SEJUMLAH norma berkaitan dengan penyelanggaraan pemilu bakal mengalami perubahan dalam UU Pemilu yang baru. Salah satunya tentang kedudukan dan fungsi Dewan Kehormatan Penyelenggara Pemilu (DKPP).

Direktur Eksekutif Perkumpulan untuk Pemilu dan Demokrasi (Perludem) Titi Anggraini menilai kewenangan DKPP terlampau melebihi batas. Untuk itu, perlu pendekatan baru agar penyelenggaraan pemilu kembali ke hierarki kelembagaannya, yakni KPU dan Bawaslu.

"Mestinya perlu ada kelembagaan kontrol secara berjenjang. Jadi ke depan saya setuju apabila DKPP direkonstruksi menjadi dewan kehormatan etik KPU dan Bawaslu saja," ujar Titi saat dihubungi, akhir pekan lalu.

Menurutnya, jika ada dugaan pelanggaran etik di jajaran KPU ataupun Bawaslu, yang melakukan pengawasan etik ialah penyelenggara pemilu setingkat di atasnya.

"Seandainya tidak ditindaklanjuti dan diduga ada keberpihakan, bisa dilaporkan ke penyelenggara pemilu setingkat di atasnya lagi. Keuntungan jika ini berjalan, KPU dan Bawaslu tetap menjadi lembaga yang mandiri. Pengawasan etiknya juga berfungsi," paparnya.
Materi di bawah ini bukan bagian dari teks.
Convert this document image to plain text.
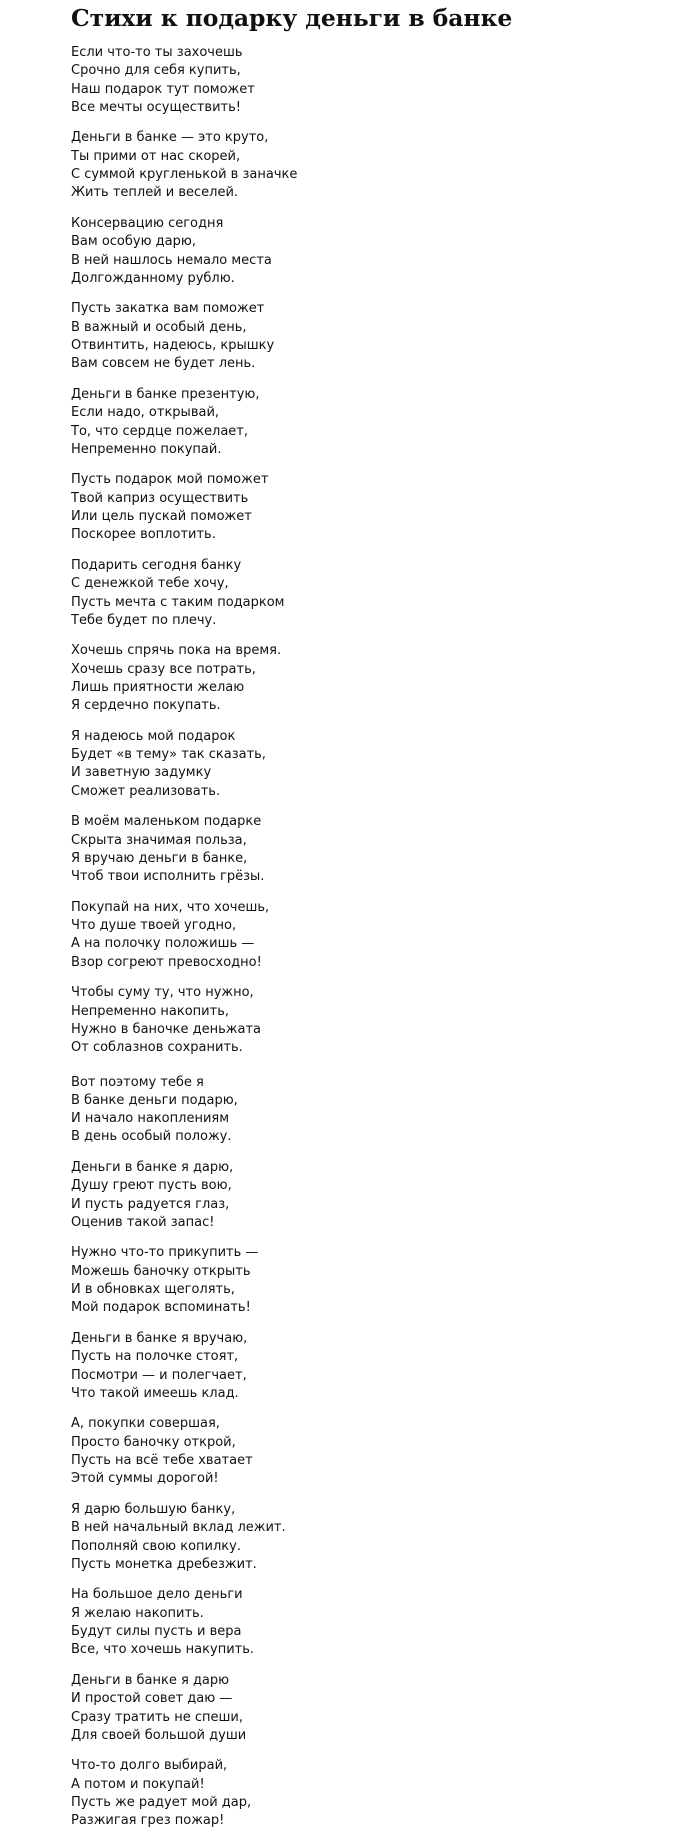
Стихи к подарку деньги в банке

Если что-то ты захочешь
Срочно для себя купить,
Наш подарок тут поможет
Все мечты осуществить!

Деньги в банке — это круто,
Ты прими от нас скорей,
С суммой кругленькой в заначке
Жить теплей и веселей.

Консервацию сегодня
Вам особую дарю,
В ней нашлось немало места
Долгожданному рублю.

Пусть закатка вам поможет
В важный и особый день,
Отвинтить, надеюсь, крышку
Вам совсем не будет лень.

Деньги в банке презентую,
Если надо, открывай,
То, что сердце пожелает,
Непременно покупай.

Пусть подарок мой поможет
Твой каприз осуществить
Или цель пускай поможет
Поскорее воплотить.

Подарить сегодня банку
С денежкой тебе хочу,
Пусть мечта с таким подарком
Тебе будет по плечу.

Хочешь спрячь пока на время.
Хочешь сразу все потрать,
Лишь приятности желаю
Я сердечно покупать.

Я надеюсь мой подарок
Будет «в тему» так сказать,
И заветную задумку
Сможет реализовать.

В моём маленьком подарке
Скрыта значимая польза,
Я вручаю деньги в банке,
Чтоб твои исполнить грёзы.

Покупай на них, что хочешь,
Что душе твоей угодно,
А на полочку положишь —
Взор согреют превосходно!

Чтобы суму ту, что нужно,
Непременно накопить,
Нужно в баночке деньжата
От соблазнов сохранить.

Вот поэтому тебе я
В банке деньги подарю,
И начало накоплениям
В день особый положу.

Деньги в банке я дарю,
Душу греют пусть вою,
И пусть радуется глаз,
Оценив такой запас!

Нужно что-то прикупить —
Можешь баночку открыть
И в обновках щеголять,
Мой подарок вспоминать!

Деньги в банке я вручаю,
Пусть на полочке стоят,
Посмотри — и полегчает,
Что такой имеешь клад.

А, покупки совершая,
Просто баночку открой,
Пусть на всё тебе хватает
Этой суммы дорогой!

Я дарю большую банку,
В ней начальный вклад лежит.
Пополняй свою копилку.
Пусть монетка дребезжит.

На большое дело деньги
Я желаю накопить.
Будут силы пусть и вера
Все, что хочешь накупить.

Деньги в банке я дарю
И простой совет даю —
Сразу тратить не спеши,
Для своей большой души

Что-то долго выбирай,
А потом и покупай!
Пусть же радует мой дар,
Разжигая грез пожар!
Untuk menjamin berjalannya proses pengawasan secara akuntabel dan transparan, imbuhnya, perlu dibuatkan aturan dalam UU perihal jaminan proses pelanggaran etika yang harus berlangsung secara terbuka.

Ketua DKPP Jimly Asshiddiqie mendukung bila memang ada usul untuk menegakkan kode etik kepada penyelenggara pemilu, baik KPU maupun Bawaslu, dilakukan secara berjenjang. “Boleh juga itu (lebih baik berjenjang pemeriksaannya). Lebih ringan,” kata Jimly saat dihubungi, kemarin (Minggu, 5/2).
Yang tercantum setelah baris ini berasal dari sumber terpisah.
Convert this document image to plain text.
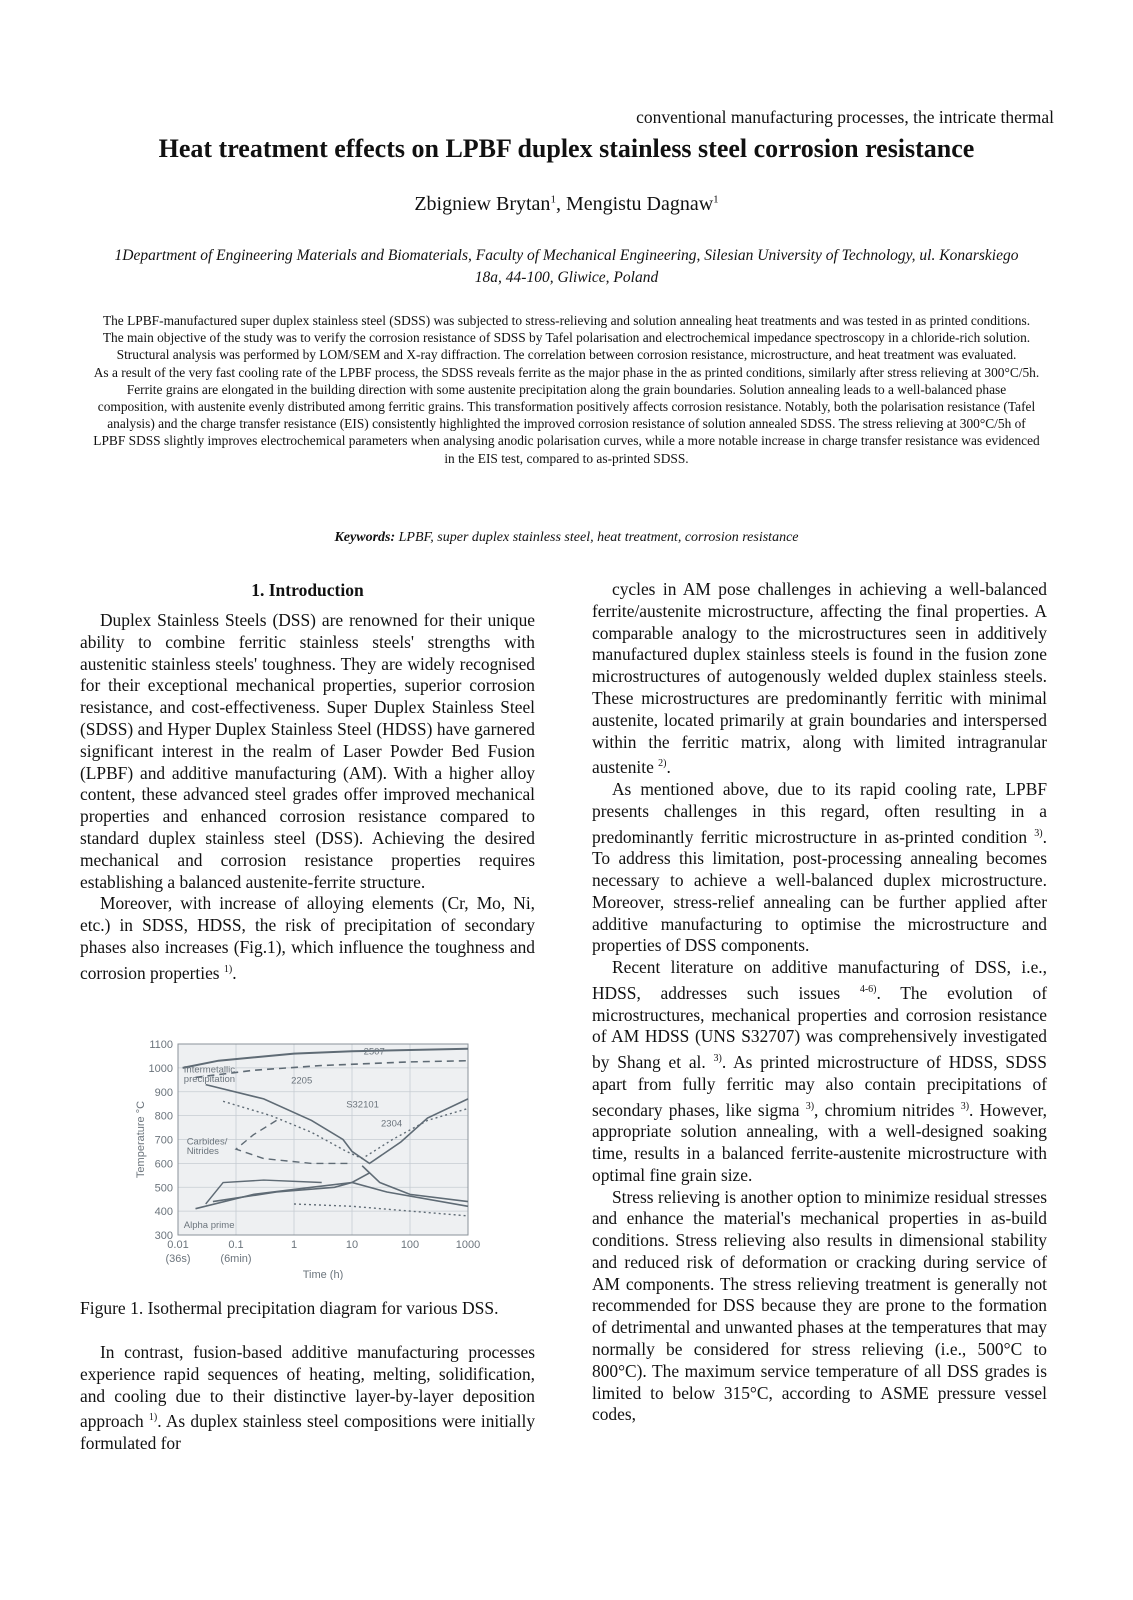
conventional manufacturing processes, the intricate thermal
Heat treatment effects on LPBF duplex stainless steel corrosion resistance
Zbigniew Brytan$^1$, Mengistu Dagnaw$^1$

1Department of Engineering Materials and Biomaterials, Faculty of Mechanical Engineering, Silesian University of Technology, ul. Konarskiego 18a, 44-100, Gliwice, Poland

The LPBF-manufactured super duplex stainless steel (SDSS) was subjected to stress-relieving and solution annealing heat treatments and was tested in as printed conditions. The main objective of the study was to verify the corrosion resistance of SDSS by Tafel polarisation and electrochemical impedance spectroscopy in a chloride-rich solution. Structural analysis was performed by LOM/SEM and X-ray diffraction. The correlation between corrosion resistance, microstructure, and heat treatment was evaluated.

As a result of the very fast cooling rate of the LPBF process, the SDSS reveals ferrite as the major phase in the as printed conditions, similarly after stress relieving at 300°C/5h. Ferrite grains are elongated in the building direction with some austenite precipitation along the grain boundaries. Solution annealing leads to a well-balanced phase composition, with austenite evenly distributed among ferritic grains. This transformation positively affects corrosion resistance. Notably, both the polarisation resistance (Tafel analysis) and the charge transfer resistance (EIS) consistently highlighted the improved corrosion resistance of solution annealed SDSS. The stress relieving at 300°C/5h of LPBF SDSS slightly improves electrochemical parameters when analysing anodic polarisation curves, while a more notable increase in charge transfer resistance was evidenced in the EIS test, compared to as-printed SDSS.

Keywords: LPBF, super duplex stainless steel, heat treatment, corrosion resistance
1. Introduction

Duplex Stainless Steels (DSS) are renowned for their unique ability to combine ferritic stainless steels' strengths with austenitic stainless steels' toughness. They are widely recognised for their exceptional mechanical properties, superior corrosion resistance, and cost-effectiveness. Super Duplex Stainless Steel (SDSS) and Hyper Duplex Stainless Steel (HDSS) have garnered significant interest in the realm of Laser Powder Bed Fusion (LPBF) and additive manufacturing (AM). With a higher alloy content, these advanced steel grades offer improved mechanical properties and enhanced corrosion resistance compared to standard duplex stainless steel (DSS). Achieving the desired mechanical and corrosion resistance properties requires establishing a balanced austenite-ferrite structure.

Moreover, with increase of alloying elements (Cr, Mo, Ni, etc.) in SDSS, HDSS, the risk of precipitation of secondary phases also increases (Fig.1), which influence the toughness and corrosion properties $^{1)}$.

1100
1000
900
800
700
600
500
400
300
0.01	0.1	1	10	100	1000
(36s)	(6min)
Time (h)
Temperature °C
2507
2205
S32101
2304
Intermetallic
precipitation
Carbides/
Nitrides
Alpha prime
Figure 1. Isothermal precipitation diagram for various DSS.

In contrast, fusion-based additive manufacturing processes experience rapid sequences of heating, melting, solidification, and cooling due to their distinctive layer-by-layer deposition approach $^{1)}$. As duplex stainless steel compositions were initially formulated for

cycles in AM pose challenges in achieving a well-balanced ferrite/austenite microstructure, affecting the final properties. A comparable analogy to the microstructures seen in additively manufactured duplex stainless steels is found in the fusion zone microstructures of autogenously welded duplex stainless steels. These microstructures are predominantly ferritic with minimal austenite, located primarily at grain boundaries and interspersed within the ferritic matrix, along with limited intragranular austenite $^{2)}$.

As mentioned above, due to its rapid cooling rate, LPBF presents challenges in this regard, often resulting in a predominantly ferritic microstructure in as-printed condition $^{3)}$. To address this limitation, post-processing annealing becomes necessary to achieve a well-balanced duplex microstructure. Moreover, stress-relief annealing can be further applied after additive manufacturing to optimise the microstructure and properties of DSS components.

Recent literature on additive manufacturing of DSS, i.e., HDSS, addresses such issues $^{4-6)}$. The evolution of microstructures, mechanical properties and corrosion resistance of AM HDSS (UNS S32707) was comprehensively investigated by Shang et al. $^{3)}$. As printed microstructure of HDSS, SDSS apart from fully ferritic may also contain precipitations of secondary phases, like sigma $^{3)}$, chromium nitrides $^{3)}$. However, appropriate solution annealing, with a well-designed soaking time, results in a balanced ferrite-austenite microstructure with optimal fine grain size.

Stress relieving is another option to minimize residual stresses and enhance the material's mechanical properties in as-build conditions. Stress relieving also results in dimensional stability and reduced risk of deformation or cracking during service of AM components. The stress relieving treatment is generally not recommended for DSS because they are prone to the formation of detrimental and unwanted phases at the temperatures that may normally be considered for stress relieving (i.e., 500°C to 800°C). The maximum service temperature of all DSS grades is limited to below 315°C, according to ASME pressure vessel codes,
Diakuinya, memang selama ini DKPP menerima banyak laporan dugaan pelanggaran kode etik yang dilakukan penyelenggara pemilu mulai anggota KPU pusat sampai PPS.

Jimly pun mengingatkan bahwa perlu dicari akar masalahnya di mana. Setelah itu, baru mencari solusi yang tepat untuk mengatasi permasalahan tersebut.
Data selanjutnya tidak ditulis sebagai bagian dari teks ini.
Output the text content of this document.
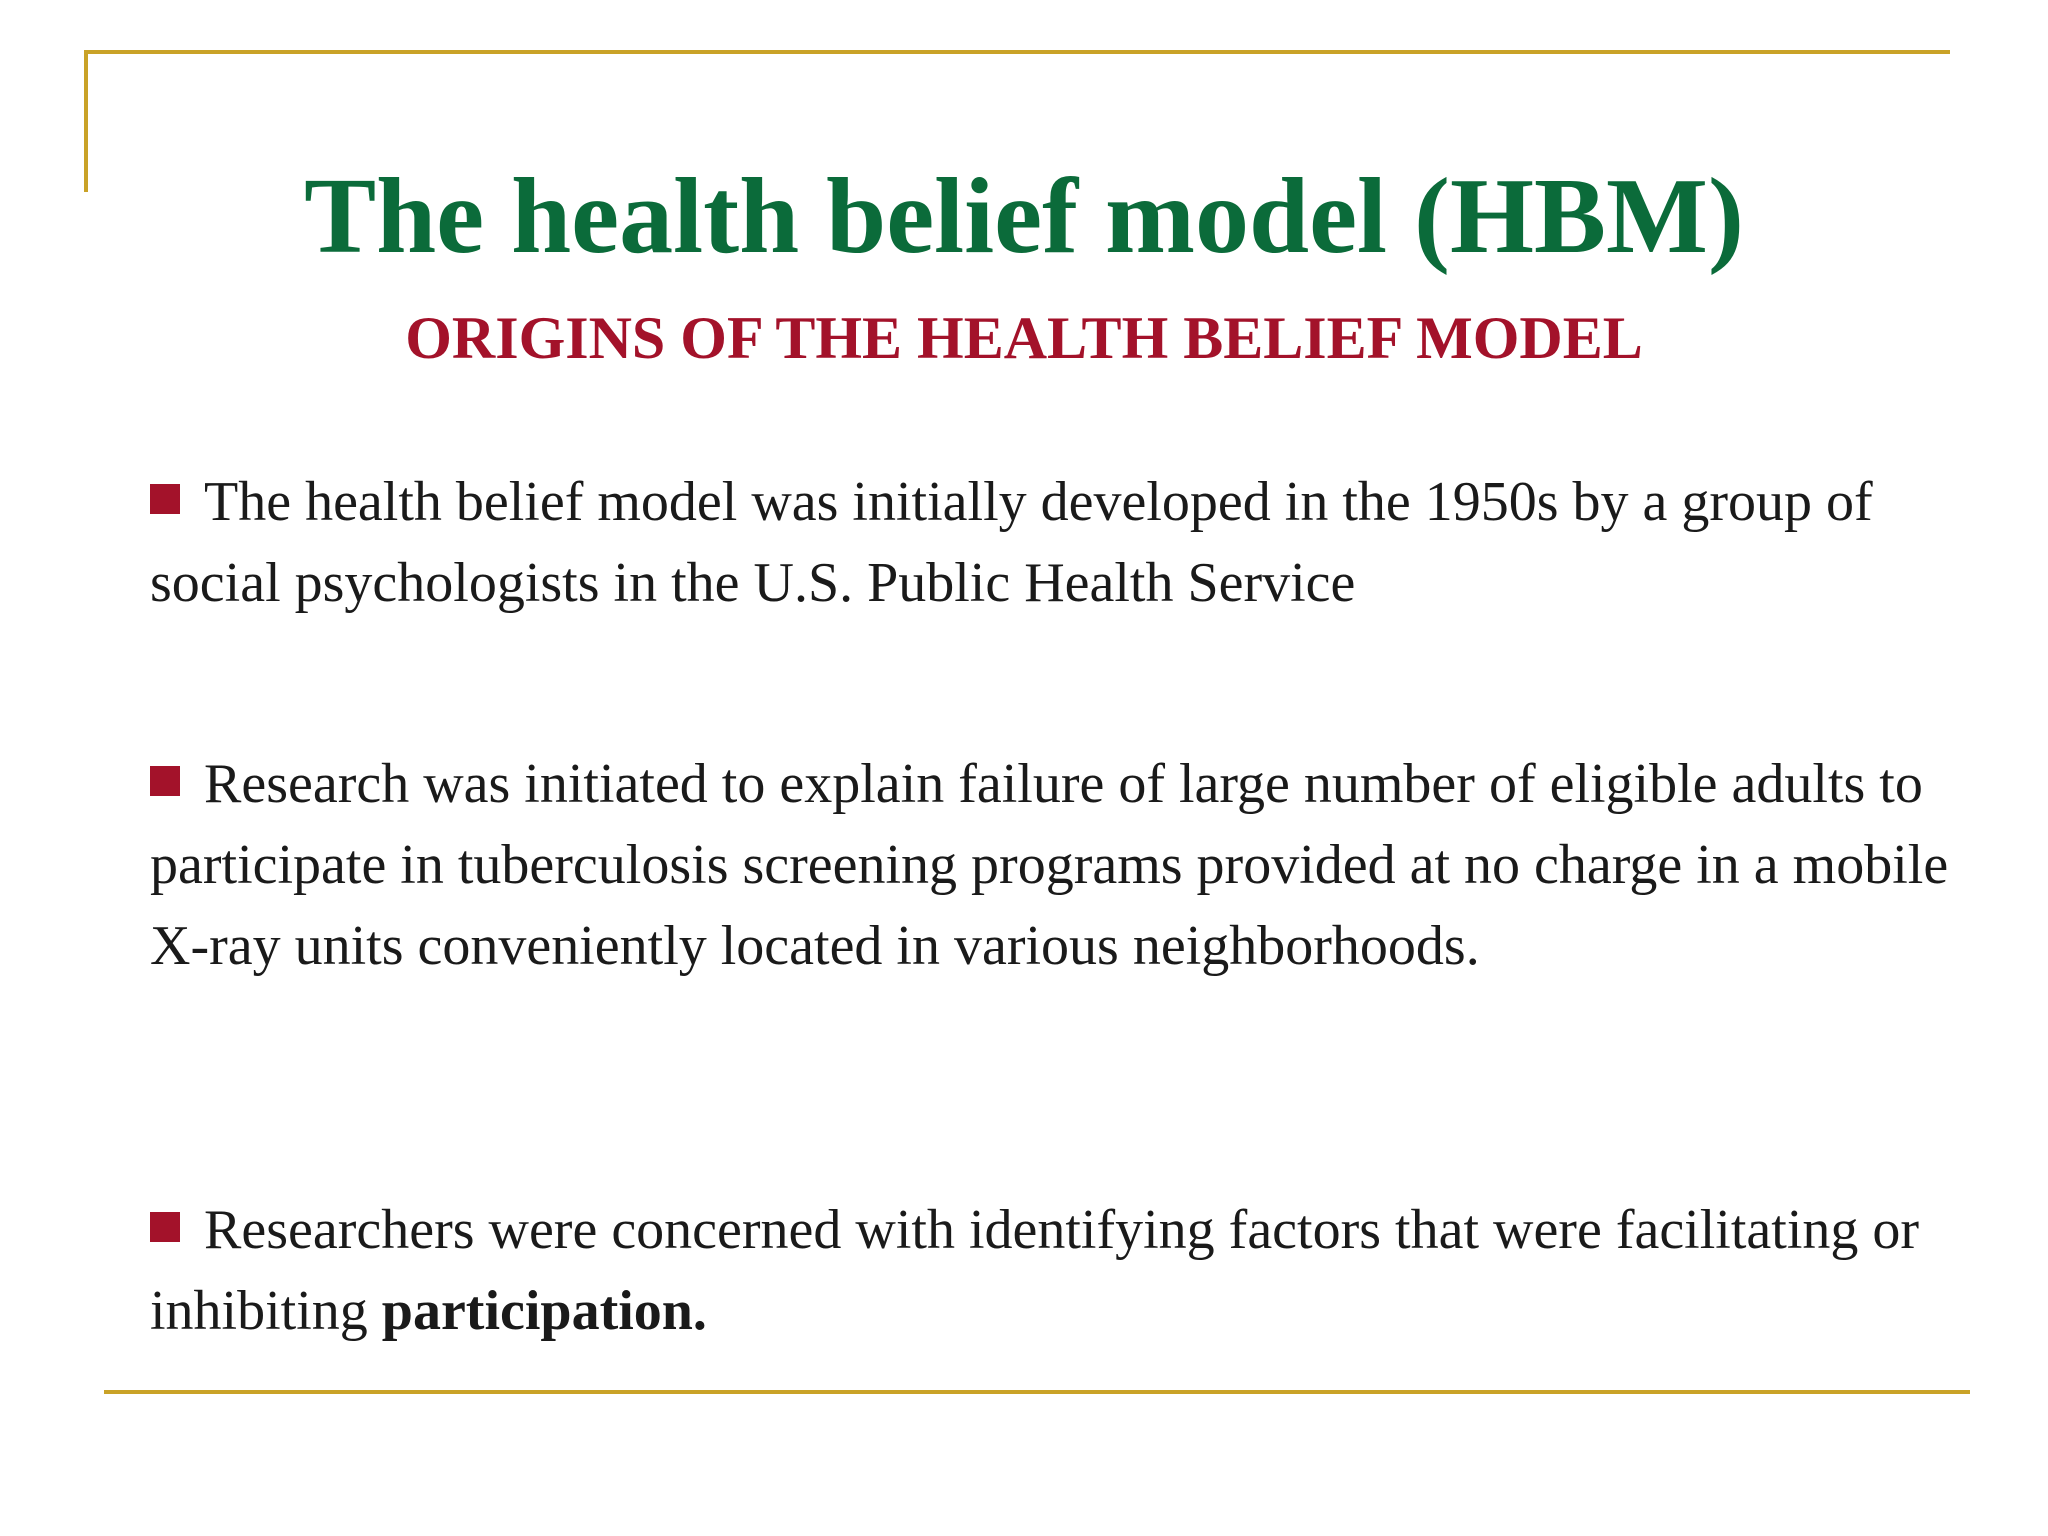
The health belief model (HBM)
ORIGINS OF THE HEALTH BELIEF MODEL
The health belief model was initially developed in the 1950s by a group of social psychologists in the U.S. Public Health Service
Research was initiated to explain failure of large number of eligible adults to participate in tuberculosis screening programs provided at no charge in a mobile X-ray units conveniently located in various neighborhoods.
Researchers were concerned with identifying factors that were facilitating or inhibiting participation.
“Lihat dulu praktiknya bagaimana, dicek di mana sih sumber kecelakaan paling banyak, pelanggaran paling banyak di mana. Misalnya, pelanggaran penghitungan suara, kecurangan, money politics, di mana itu paling banyak? Lalu, menyelesaikannya bagaimana,” jelasnya.

Kontraproduktif
Berkaitan dengan hasil seleksi calon komisioner KPU dan Bawaslu, Titi menganggap belum ada alasan yang kuat untuk menunda proses seleksi demi menyesuaikan dengan perampungan RUU Pemilu. Proses seleksi itu dasar hukumnya jelas dan sah, yakni berdasarkan UU Pemilu yang ada saat ini.

"Kan kalau sudah terpilih tinggal menyesuaikan saja dengan ketentuan yang baru. Kalau menunggu, justru kontraproduktif. RUU Pemilu saja selesainya kapan belum jelas. Padahal, kontrak komisioner KPU hanya sampai April 2017," jelasnya.

Lebih jauh, kata Titi, UU Pemilu tidak mengenal perpanjangan masa jabatan. Perpanjangan harus lewat perppu. "Ini tidak gampang, apalagi pandangan fraksi berbeda-beda," cetusnya.(P-3)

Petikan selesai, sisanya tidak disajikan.